Ninja Gaiden 4 was produced by the head of Team Ninja and co-director of Ninja Gaiden 3, Fumihiko Yasuda, and PlatinumGames' Yuji Nakao. Nakao also directed the title together with Team Ninja's Masakazu Hirayama. Xbox Game Studios entered a partnership with Koei Tecmo, the owner of Ninja Gaiden IP, to publish the game worldwide. The company previously released Ninja Gaiden II (2008) for Xbox 360 and worked with PlatinumGames on the cancelled action role-playing game Scalebound. Ninja Gaiden 4 runs on PlatinumGames' proprietary engine, PlatinumEngine, with frame rates as high as 120 FPS.

==Release==
Ninja Gaiden 4 was announced alongside Ninja Gaiden 2 Black during the Xbox Developer Direct video presentation on January 23, 2025. The game was released for PlayStation 5, Windows, and Xbox Series X/S on October 21, 2025, and was made available at launch on Xbox Game Pass Ultimate and PC Game Pass for Windows and Xbox Series X/S, in addition to supporting Xbox Play Anywhere cross-progression between the aforementioned platforms.
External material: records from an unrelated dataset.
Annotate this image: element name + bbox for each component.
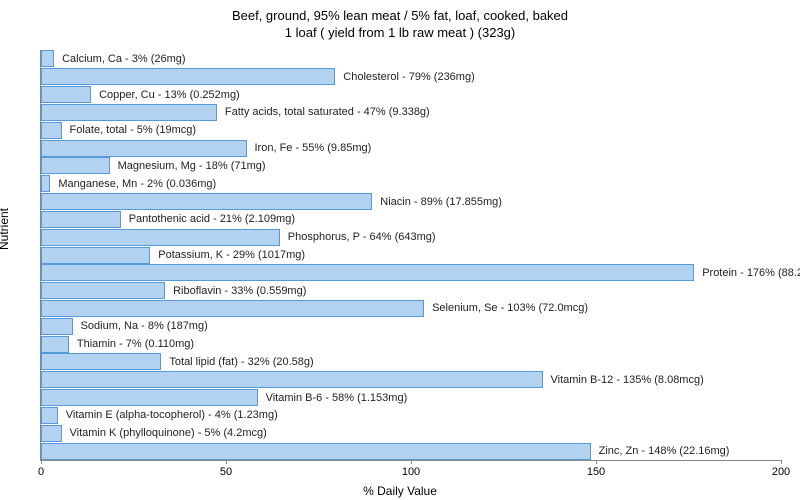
bar-label: Sodium, Na - 8% (187mg) — [81, 320, 208, 332]
bar-row: Selenium, Se - 103% (72.0mcg) — [41, 301, 588, 316]
bar-label: Calcium, Ca - 3% (26mg) — [62, 53, 185, 65]
bar-label: Selenium, Se - 103% (72.0mcg) — [432, 302, 588, 314]
bar — [41, 175, 50, 192]
bar-row: Zinc, Zn - 148% (22.16mg) — [41, 444, 729, 459]
bar-row: Vitamin B-6 - 58% (1.153mg) — [41, 390, 407, 405]
bar — [41, 122, 62, 139]
bar — [41, 86, 91, 103]
bar-row: Potassium, K - 29% (1017mg) — [41, 248, 305, 263]
xtick-mark — [781, 460, 782, 464]
bar — [41, 389, 258, 406]
xtick-mark — [411, 460, 412, 464]
bar-row: Fatty acids, total saturated - 47% (9.33… — [41, 105, 430, 120]
bar — [41, 300, 424, 317]
xtick-label: 150 — [587, 466, 605, 478]
xtick-label: 50 — [220, 466, 232, 478]
bar-label: Vitamin K (phylloquinone) - 5% (4.2mcg) — [70, 427, 267, 439]
bar-label: Total lipid (fat) - 32% (20.58g) — [169, 356, 313, 368]
bar — [41, 353, 161, 370]
bar — [41, 425, 62, 442]
bar — [41, 140, 247, 157]
bar-row: Magnesium, Mg - 18% (71mg) — [41, 158, 266, 173]
bar-label: Vitamin E (alpha-tocopherol) - 4% (1.23m… — [66, 409, 278, 421]
bar-label: Riboflavin - 33% (0.559mg) — [173, 285, 306, 297]
bar-row: Riboflavin - 33% (0.559mg) — [41, 283, 306, 298]
bar-label: Pantothenic acid - 21% (2.109mg) — [129, 213, 295, 225]
bar-label: Iron, Fe - 55% (9.85mg) — [255, 142, 372, 154]
bar — [41, 318, 73, 335]
bar-label: Potassium, K - 29% (1017mg) — [158, 249, 305, 261]
bar — [41, 247, 150, 264]
bar-row: Manganese, Mn - 2% (0.036mg) — [41, 176, 216, 191]
xtick-mark — [596, 460, 597, 464]
bar — [41, 211, 121, 228]
bar-label: Vitamin B-12 - 135% (8.08mcg) — [551, 374, 704, 386]
bar-label: Manganese, Mn - 2% (0.036mg) — [58, 178, 216, 190]
bar-row: Protein - 176% (88.21g) — [41, 265, 800, 280]
xtick-label: 200 — [772, 466, 790, 478]
bar-row: Cholesterol - 79% (236mg) — [41, 69, 475, 84]
bar-row: Vitamin B-12 - 135% (8.08mcg) — [41, 372, 704, 387]
bar-row: Niacin - 89% (17.855mg) — [41, 194, 502, 209]
bar-label: Niacin - 89% (17.855mg) — [380, 196, 502, 208]
nutrient-barchart: Beef, ground, 95% lean meat / 5% fat, lo… — [0, 0, 800, 500]
bar-row: Pantothenic acid - 21% (2.109mg) — [41, 212, 295, 227]
bar-row: Sodium, Na - 8% (187mg) — [41, 319, 208, 334]
bar — [41, 193, 372, 210]
bar-row: Calcium, Ca - 3% (26mg) — [41, 51, 186, 66]
bar — [41, 50, 54, 67]
bar-label: Fatty acids, total saturated - 47% (9.33… — [225, 106, 430, 118]
bar — [41, 443, 591, 460]
bar-label: Cholesterol - 79% (236mg) — [343, 71, 474, 83]
bar-label: Zinc, Zn - 148% (22.16mg) — [599, 445, 730, 457]
bar-label: Vitamin B-6 - 58% (1.153mg) — [266, 392, 408, 404]
bar-row: Total lipid (fat) - 32% (20.58g) — [41, 354, 314, 369]
bar — [41, 264, 694, 281]
bar-row: Folate, total - 5% (19mcg) — [41, 123, 196, 138]
xtick-label: 100 — [402, 466, 420, 478]
bar-label: Protein - 176% (88.21g) — [702, 267, 800, 279]
bar-row: Copper, Cu - 13% (0.252mg) — [41, 87, 240, 102]
bar — [41, 336, 69, 353]
bar — [41, 282, 165, 299]
bar-row: Phosphorus, P - 64% (643mg) — [41, 230, 436, 245]
bar — [41, 68, 335, 85]
bar — [41, 157, 110, 174]
bar-label: Phosphorus, P - 64% (643mg) — [288, 231, 436, 243]
chart-title: Beef, ground, 95% lean meat / 5% fat, lo… — [0, 0, 800, 42]
xtick-label: 0 — [38, 466, 44, 478]
bar — [41, 371, 543, 388]
bar-row: Thiamin - 7% (0.110mg) — [41, 337, 194, 352]
bar — [41, 229, 280, 246]
y-axis-label: Nutrient — [0, 208, 11, 250]
bar-label: Folate, total - 5% (19mcg) — [70, 124, 197, 136]
bar-label: Copper, Cu - 13% (0.252mg) — [99, 89, 240, 101]
title-line-1: Beef, ground, 95% lean meat / 5% fat, lo… — [0, 8, 800, 25]
xtick-mark — [226, 460, 227, 464]
bar-label: Magnesium, Mg - 18% (71mg) — [118, 160, 266, 172]
bar — [41, 407, 58, 424]
xtick-mark — [41, 460, 42, 464]
bar-row: Vitamin K (phylloquinone) - 5% (4.2mcg) — [41, 426, 267, 441]
bar — [41, 104, 217, 121]
plot-area: Calcium, Ca - 3% (26mg) Cholesterol - 79%… — [40, 50, 781, 461]
bar-row: Iron, Fe - 55% (9.85mg) — [41, 141, 371, 156]
bar-row: Vitamin E (alpha-tocopherol) - 4% (1.23m… — [41, 408, 278, 423]
title-line-2: 1 loaf ( yield from 1 lb raw meat ) (323… — [0, 25, 800, 42]
x-axis-label: % Daily Value — [363, 484, 437, 498]
bar-label: Thiamin - 7% (0.110mg) — [77, 338, 194, 350]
A downloadable content pack titled The Two Masters was released on March 4, 2026. It adds three additional story chapters that take place following the events of the main campaign, a challenge mode named Abyssal Road, as well as additional weapons, stages and enemies.

== Reception ==

Ninja Gaiden 4 received "generally favorable" reviews from critics, according to review aggregator website Metacritic. Fellow review aggregator OpenCritic assessed that the game received strong approval, being recommended by 83% of critics. In Japan, four critics from Famitsu gave the game a total score of 36 out of 40, with each critic awarding the game a 9 out of 10.

Aggregate scores
| Aggregator | Score |
|---|---|
| Metacritic | (PC) 82/100 (PS5) 79/100 (XSXS) 82/100 |
| OpenCritic | 83% recommend |

Review scores
| Publication | Score |
|---|---|
| Famitsu | 9/10, 9/10, 9/10, 9/10 |
| Game Informer | 8.75/10 |
| GameSpot | 8/10 |
| GamesRadar+ | 5/5 |
| Hardcore Gamer | 3.5/5 |
| IGN | 8/10 |
| PC Gamer (US) | 69/100 |
| Push Square | 7/10 |
| Shacknews | 8/10 |
| Video Games Chronicle | 4/5 |

===Accolades===
The game was nominated for Best Action Game at The Game Awards 2025, and for Action Game of the Year at the 29th Annual D.I.C.E. Awards. It won Best Action Game, and was nominated for Surprise of the Year and Game of the Year (Players' Voice) at the Ultra Game Awards 2025.